There are a lot of considerations in moving from a local model used to train and predict on batch data to a production model. This series of posts explores how to create an MLOps compliant production pipeline using AWS's SageMaker Studio.

SageMaker Studio is a suite of tools that helps manage the infrastructure and collaboration for a machine learning project in the AWS ecosystem. Some of the biggest advantages of SageMaker Studio include:

- Ability to spin up hardware resources as needed
- Automatically spin down hardware resources once the task is complete
- Ability to create a pipeline to automate the machine learning process from preprocessing data through deploying the model

## Prerequisites

For brevity, I'll assume that SageMaker Studio and an IAM role with the appropriate permissions have been set up. In a corporate/enterprise environment, these will generally be set up by an administrator or someone on the architecture team.

- For directions on setting up the SageMaker environment see [Onboard to Amazon SageMaker Domain Using Quick setup](https://docs.aws.amazon.com/sagemaker/latest/dg/onboard-quick-start.html)
- For directions on setting up an AWS account and IAM role see [Set Up Amazon SageMaker Prerequisites](https://docs.aws.amazon.com/sagemaker/latest/dg/gs-set-up.html)

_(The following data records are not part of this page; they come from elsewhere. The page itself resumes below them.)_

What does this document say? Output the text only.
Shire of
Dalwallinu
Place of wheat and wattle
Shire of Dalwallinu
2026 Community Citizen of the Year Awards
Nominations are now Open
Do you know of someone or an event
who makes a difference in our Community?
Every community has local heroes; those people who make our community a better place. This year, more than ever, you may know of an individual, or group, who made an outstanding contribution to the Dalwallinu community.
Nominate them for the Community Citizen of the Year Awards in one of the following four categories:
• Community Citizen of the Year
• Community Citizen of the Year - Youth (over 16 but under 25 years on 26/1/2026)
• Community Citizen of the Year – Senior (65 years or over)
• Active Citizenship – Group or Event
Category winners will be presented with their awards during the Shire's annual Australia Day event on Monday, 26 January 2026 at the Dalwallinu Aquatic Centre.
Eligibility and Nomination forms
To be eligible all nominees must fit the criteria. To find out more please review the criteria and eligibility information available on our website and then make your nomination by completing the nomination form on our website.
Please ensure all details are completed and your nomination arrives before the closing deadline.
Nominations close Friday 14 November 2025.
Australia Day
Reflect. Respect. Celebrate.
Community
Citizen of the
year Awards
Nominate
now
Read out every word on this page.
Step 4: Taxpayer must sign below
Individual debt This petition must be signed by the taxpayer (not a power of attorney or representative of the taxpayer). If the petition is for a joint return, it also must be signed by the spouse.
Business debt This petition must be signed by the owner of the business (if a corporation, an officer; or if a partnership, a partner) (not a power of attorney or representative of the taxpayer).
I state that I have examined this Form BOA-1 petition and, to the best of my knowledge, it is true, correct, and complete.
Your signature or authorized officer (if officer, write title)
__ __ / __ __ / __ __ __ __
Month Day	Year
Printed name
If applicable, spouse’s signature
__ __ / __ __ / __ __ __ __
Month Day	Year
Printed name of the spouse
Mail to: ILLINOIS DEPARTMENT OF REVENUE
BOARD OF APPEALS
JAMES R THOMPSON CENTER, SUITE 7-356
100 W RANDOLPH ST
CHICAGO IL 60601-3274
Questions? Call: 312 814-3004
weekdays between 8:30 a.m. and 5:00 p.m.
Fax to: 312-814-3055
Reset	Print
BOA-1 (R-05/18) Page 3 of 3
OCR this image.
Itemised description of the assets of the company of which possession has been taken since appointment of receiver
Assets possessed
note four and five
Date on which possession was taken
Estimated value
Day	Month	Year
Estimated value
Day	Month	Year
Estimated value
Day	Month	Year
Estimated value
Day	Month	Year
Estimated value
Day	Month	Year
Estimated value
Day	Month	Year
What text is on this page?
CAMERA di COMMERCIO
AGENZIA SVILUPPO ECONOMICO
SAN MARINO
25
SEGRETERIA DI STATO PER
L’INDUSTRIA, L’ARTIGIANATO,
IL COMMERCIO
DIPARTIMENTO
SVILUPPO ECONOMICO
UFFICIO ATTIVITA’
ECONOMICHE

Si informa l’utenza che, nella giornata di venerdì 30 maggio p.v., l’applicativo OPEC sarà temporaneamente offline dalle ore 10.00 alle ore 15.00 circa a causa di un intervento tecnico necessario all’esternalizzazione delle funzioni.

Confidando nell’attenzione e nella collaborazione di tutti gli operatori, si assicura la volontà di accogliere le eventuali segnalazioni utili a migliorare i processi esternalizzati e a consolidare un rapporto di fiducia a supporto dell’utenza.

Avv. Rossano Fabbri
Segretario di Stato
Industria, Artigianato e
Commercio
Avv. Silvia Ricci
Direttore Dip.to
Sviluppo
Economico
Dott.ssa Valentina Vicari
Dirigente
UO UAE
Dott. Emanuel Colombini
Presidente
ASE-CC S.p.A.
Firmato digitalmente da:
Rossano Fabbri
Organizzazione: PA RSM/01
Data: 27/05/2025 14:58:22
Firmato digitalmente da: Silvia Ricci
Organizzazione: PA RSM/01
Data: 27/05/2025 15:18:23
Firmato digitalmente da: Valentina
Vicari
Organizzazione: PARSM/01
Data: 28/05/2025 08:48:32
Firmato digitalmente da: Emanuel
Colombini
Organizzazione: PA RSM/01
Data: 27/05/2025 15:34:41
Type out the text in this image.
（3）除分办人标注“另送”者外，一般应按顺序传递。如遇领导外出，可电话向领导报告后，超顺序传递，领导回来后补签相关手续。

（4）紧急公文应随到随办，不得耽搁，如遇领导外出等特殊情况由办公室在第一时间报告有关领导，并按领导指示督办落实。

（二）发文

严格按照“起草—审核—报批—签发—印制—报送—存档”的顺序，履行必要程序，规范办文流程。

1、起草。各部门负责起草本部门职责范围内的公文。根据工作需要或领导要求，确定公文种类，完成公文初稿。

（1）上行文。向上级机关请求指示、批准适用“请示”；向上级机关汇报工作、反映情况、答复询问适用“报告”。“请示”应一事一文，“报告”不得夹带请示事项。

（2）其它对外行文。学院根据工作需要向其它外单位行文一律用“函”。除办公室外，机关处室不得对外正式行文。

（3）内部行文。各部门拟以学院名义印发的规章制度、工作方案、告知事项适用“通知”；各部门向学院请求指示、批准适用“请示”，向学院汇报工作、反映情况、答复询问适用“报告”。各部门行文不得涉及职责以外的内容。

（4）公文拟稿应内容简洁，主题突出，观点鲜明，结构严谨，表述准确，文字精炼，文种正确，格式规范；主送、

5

The notebooks in this series *may* run on a stand alone SageMaker Jupyter Notebook instance or *possibly* in a local environment where the AWS credentials are specified. However, this series is designed to take advantage of the managed infrastructure and other benefits of using SageMaker Studio, so that will be the prefered environment for all posts in the series. I won't be testing, trying, or troubleshooting the code to work on stand alone SageMaker Jupyter Notebook instances or local environments.

## Series Guide

1. [Read from and Write to S3]()
1. [Clean Data]()
1. [ETL Pipe Foundations]()
1. [ETL (extract, transform, load) Script]()
1. [ETL Pipeline]()
1. [EDA (Exploratory Data Analysis)]()
1. [Develop Preprocessing Code]()
1. [Preprocessing Pipeline]()
1. [Train Pre-built Model]()
1. [Train Custom Model]()
1. [Inference]()
1. [Multistep Pipeline]()
1. [Custom Transformers]()
1. [Custom Transformers at Inference]()
1. [Hyperparameter Optimization]()
1. [Evaluate Model]()
1. [Register and Deploy]()
1. [Debugger]()
1. [Interpretability and Bias]()

## Best Practices for Flexibility/Automation

Based on experience, we want to keep as much related code in the same place as possible. In the past, our code has spanned different applications, EC2s, repos, and just about everything else you can think of. This made it extremely difficult to track down what code needed to be updated when we needed to make a change.

Additionally, we want to consolidate where changes need to be made in the code. In the past, we had hard coded values into several steps of the code. In the current code, the goal is to put hard coded values (in this case, the column names) all in the same script. Should we need to make changes to the included columns, we only have to change the `preprocessing.py` script. *Note*, in our production workflow, the data capture pulls all data in the specified tables regardless of whether that column is expected in the `preprocessing.py` script or not.

To update the workflow:

- If a new table is available
    - Add the table to the features DAG
    - Add the columns to the `preprocessing.py` script
- If a column was added or removed:
    - Add or remove the column(s) in the `preprocessing.py` script

## Python Scripts

All Python scripts to be run on EC2s in a pipeline are in the `write_scripts.ipynb`. This means that any changes needed to the Python scripts can be done all at once in the same `ipynb` notebook. Simply run the notebook to update the `.py` scripts.

To write these scripts to their own file use the built-in Jupyter magic command `%%writefile filename.py`. Everything in the cell with that magic command will be written to a separate file. Different file types can be written by changing the file extension. Example `filename.py` vs `filename.txt`.